1989 This is Tomorrow: de-canonisation and decolonisation

Saturday 9 November 2019

Tickets available:

The pivotal year of 1989 has become a coda of political turbulence and art history, marking an emergence of curatorial and programmatic interventions in the making of multiple histories. The 1989 Collective have investigated formations of events to understand how ideas permeate and are circulated between artistic agencies and solidarities across geographical spaces.
In association with The Courtauld Institute of Art, the 1989 Collective present 1989 – This is Tomorrow, a one-day international conference that brings, for the first time, curators, founders and artists into dialogue with art critics and historians from three seminal exhibitions organised and curated in three different geographic spaces: The Third Havana Biennial, Havana, Cuba; The Other Story: Afro-Asian Artists in Post-War Britain, Hayward Gallery, London; and In Visible Colours – An International Women of Colour and Third World Women Film/ Video Festival and Symposium, Vancouver, Canada, to offer an overarching account of an under-researched narrative.
The extraordinary and important accomplishments of these three events remain central to the de-centring of dominant art historical narratives of the late twentieth century. In addressing the contested notion of western modernity, 1989 Collective foreground the demands of decolonisation and de-canonisation by diasporic people of colour and indigenous people to ask, how are these art historical events meaningful acts in the current-day?

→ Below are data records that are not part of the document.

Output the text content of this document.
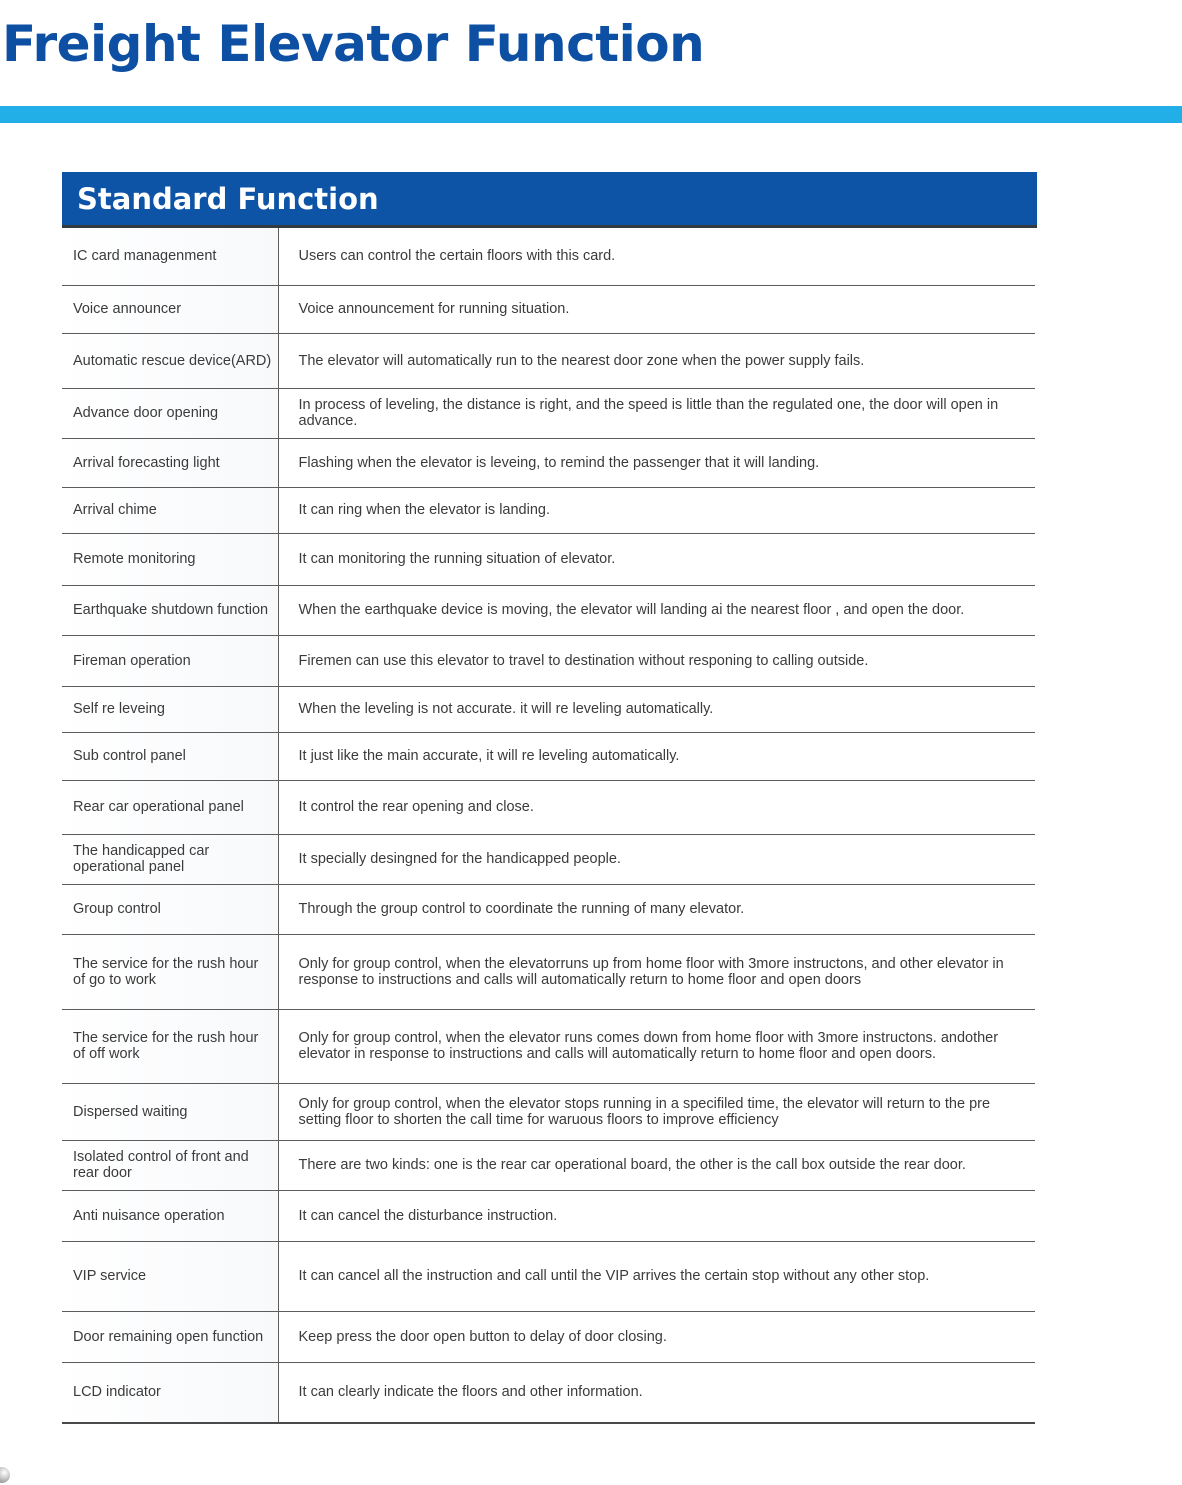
Freight Elevator Function
Standard Function
IC card managenment	Users can control the certain floors with this card.

Voice announcer	Voice announcement for running situation.

Automatic rescue device(ARD)	The elevator will automatically run to the nearest door zone when the power supply fails.

Advance door opening	In process of leveling, the distance is right, and the speed is little than the regulated one, the door will open in advance.

Arrival forecasting light	Flashing when the elevator is leveing, to remind the passenger that it will landing.

Arrival chime	It can ring when the elevator is landing.

Remote monitoring	It can monitoring the running situation of elevator.

Earthquake shutdown function	When the earthquake device is moving, the elevator will landing ai the nearest floor , and open the door.

Fireman operation	Firemen can use this elevator to travel to destination without responing to calling outside.

Self re leveing	When the leveling is not accurate. it will re leveling automatically.

Sub control panel	It just like the main accurate, it will re leveling automatically.

Rear car operational panel	It control the rear opening and close.

The handicapped car operational panel	It specially desingned for the handicapped people.

Group control	Through the group control to coordinate the running of many elevator.

The service for the rush hour of go to work	Only for group control, when the elevatorruns up from home floor with 3more instructons, and other elevator in response to instructions and calls will automatically return to home floor and open doors

The service for the rush hour of off work	Only for group control, when the elevator runs comes down from home floor with 3more instructons. andother elevator in response to instructions and calls will automatically return to home floor and open doors.

Dispersed waiting	Only for group control, when the elevator stops running in a specifiled time, the elevator will return to the pre setting floor to shorten the call time for waruous floors to improve efficiency

Isolated control of front and rear door	There are two kinds: one is the rear car operational board, the other is the call box outside the rear door.

Anti nuisance operation	It can cancel the disturbance instruction.

VIP service	It can cancel all the instruction and call until the VIP arrives the certain stop without any other stop.

Door remaining open function	Keep press the door open button to delay of door closing.

LCD indicator	It can clearly indicate the floors and other information.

How does the contribution transfer and/or appropriation of this discourse happen in the de-centring of dominant art historical narratives of the late twentieth century? These discussions help to throw light on the path forward as some of the central concerns of the 1980s have reappeared, albeit in a different form in the present times.
The 1989 Collective is composed of Dr Janice Cheddie, Jasmine Chohan, Shaheen Merali and Narendra Pachkhede.